Anthology of Computers and the Humanities · Volume 3

Linguistic Tools in Musical Stylometry

Kirill Abrosimov1 ORCID , Alexander Grebennikov2,3 ORCID , George Tzanetakis1 ORCID and Anna Sidorova4 ORCID

  • 1 Faculty of Engineering and Computer Science, University of Victoria, Victoria, Canada
  • 2 Faculty of Philology, St. Petersburg State University, Saint Petersburg, Russia
  • 3 Foreign Language Training Center, ITMO University, Saint Petersburg, Russia
  • 4 AI Talent Hub, ITMO University, Saint Petersburg, Russia

Permanent Link: https://doi.org/10.63744/Av1c2rVmcj0N

Published: 21 November 2025

Keywords: musical stylometry, symbolic music processing, representations of music, delta methods, static embeddings

Abstract

In this paper, we investigate the applicability of linguistic stylometry methods to authorship attribution in music.
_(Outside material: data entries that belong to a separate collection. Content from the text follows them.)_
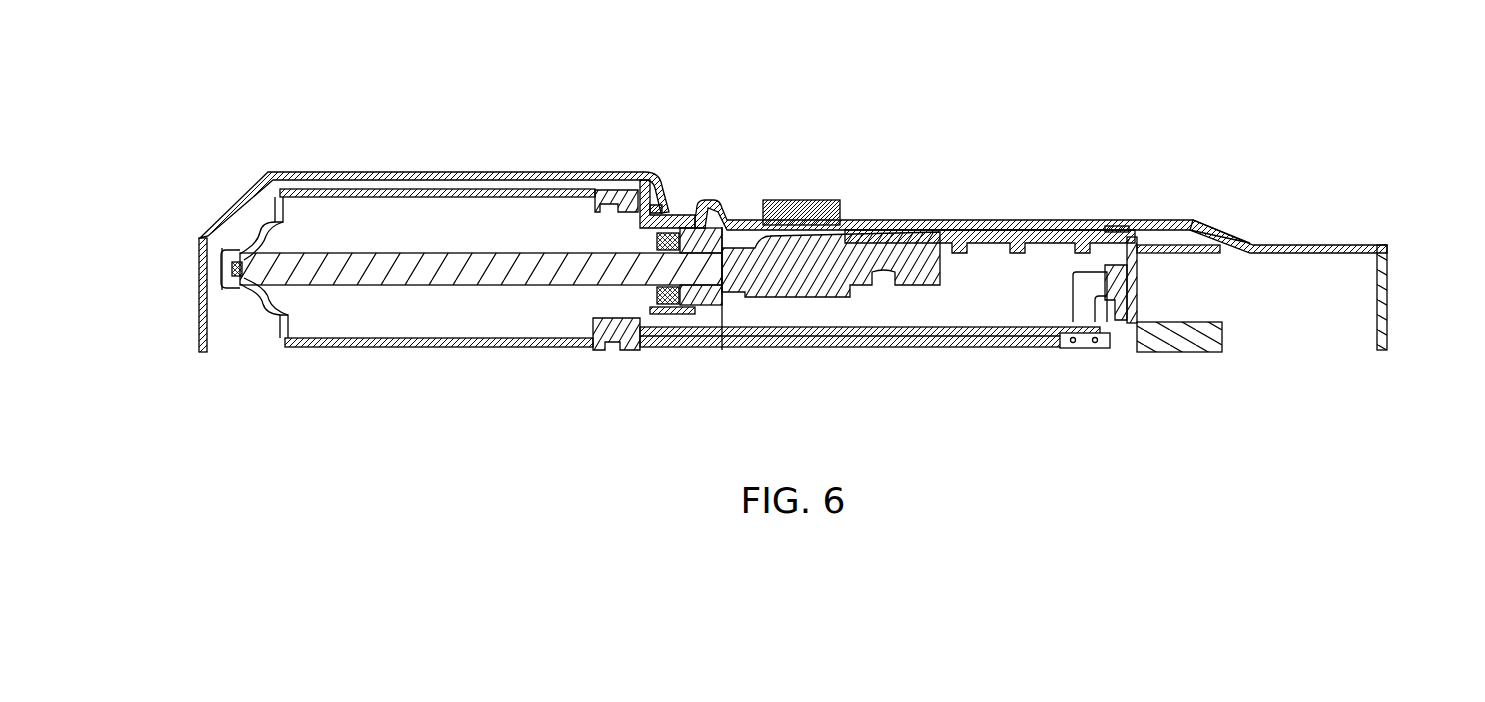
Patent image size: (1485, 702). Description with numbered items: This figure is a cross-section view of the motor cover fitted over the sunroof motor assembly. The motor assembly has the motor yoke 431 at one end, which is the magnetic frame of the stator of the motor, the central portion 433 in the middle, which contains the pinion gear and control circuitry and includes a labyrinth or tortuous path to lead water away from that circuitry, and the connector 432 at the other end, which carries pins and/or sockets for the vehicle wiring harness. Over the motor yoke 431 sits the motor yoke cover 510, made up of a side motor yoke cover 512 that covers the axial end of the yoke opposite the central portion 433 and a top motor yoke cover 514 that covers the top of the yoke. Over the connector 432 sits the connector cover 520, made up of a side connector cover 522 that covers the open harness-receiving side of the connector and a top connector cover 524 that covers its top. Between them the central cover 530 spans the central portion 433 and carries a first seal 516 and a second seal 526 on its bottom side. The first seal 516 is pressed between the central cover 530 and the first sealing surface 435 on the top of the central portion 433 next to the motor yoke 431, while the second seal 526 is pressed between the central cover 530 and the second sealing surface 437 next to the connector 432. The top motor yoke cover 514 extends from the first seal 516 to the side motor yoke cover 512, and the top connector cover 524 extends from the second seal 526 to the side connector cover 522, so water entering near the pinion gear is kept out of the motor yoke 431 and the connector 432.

The motor yoke cover 510 is at (203, 197).
The side motor yoke cover 512 is at (198, 300).
The top motor yoke cover 514 is at (352, 172).
The first seal 516 is at (658, 210).
The connector cover 520 is at (1357, 218).
The side connector cover 522 is at (1387, 310).
The top connector cover 524 is at (1293, 243).
The second seal 526 is at (1115, 230).
The central cover 530 is at (998, 220).
The motor yoke 431 is at (365, 322).
The connector 432 is at (1163, 352).
The central portion 433 is at (882, 240).
The first sealing surface 435 is at (675, 218).
The second sealing surface 437 is at (1095, 232).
We compare the use of delta methods involving the the analysis of token frequencies with static embeddings generated by distributional semantic models (Word2Vec and Doc2Vec) for the stylometry analysis of music using a symbolic representation. For this purpose, a classical music dataset derived from the MusicNet dataset is used. Applying the cosine delta approach, an F1 score of 0.63 was obtained in a classification approach to authorship attribution. Static embeddings achieved an Adjusted Rand Index of 0.42 using a clustering approach. In both cases, pre-processed extracted chords were used as tokens. We hypothesize that the frequency of using certain chords provides sufficient information to achieve reliable results in symbolic music stylometry analysis. Several methods of chord preprocessing were investigated: augmentation, lemmatization, and n-gram forming, with lemmatization being shown to be the most effective. The proposed methodology influenced by linguistics combined with the chord pre-processing methods can also be used for other tasks in symbolic music information retrieval.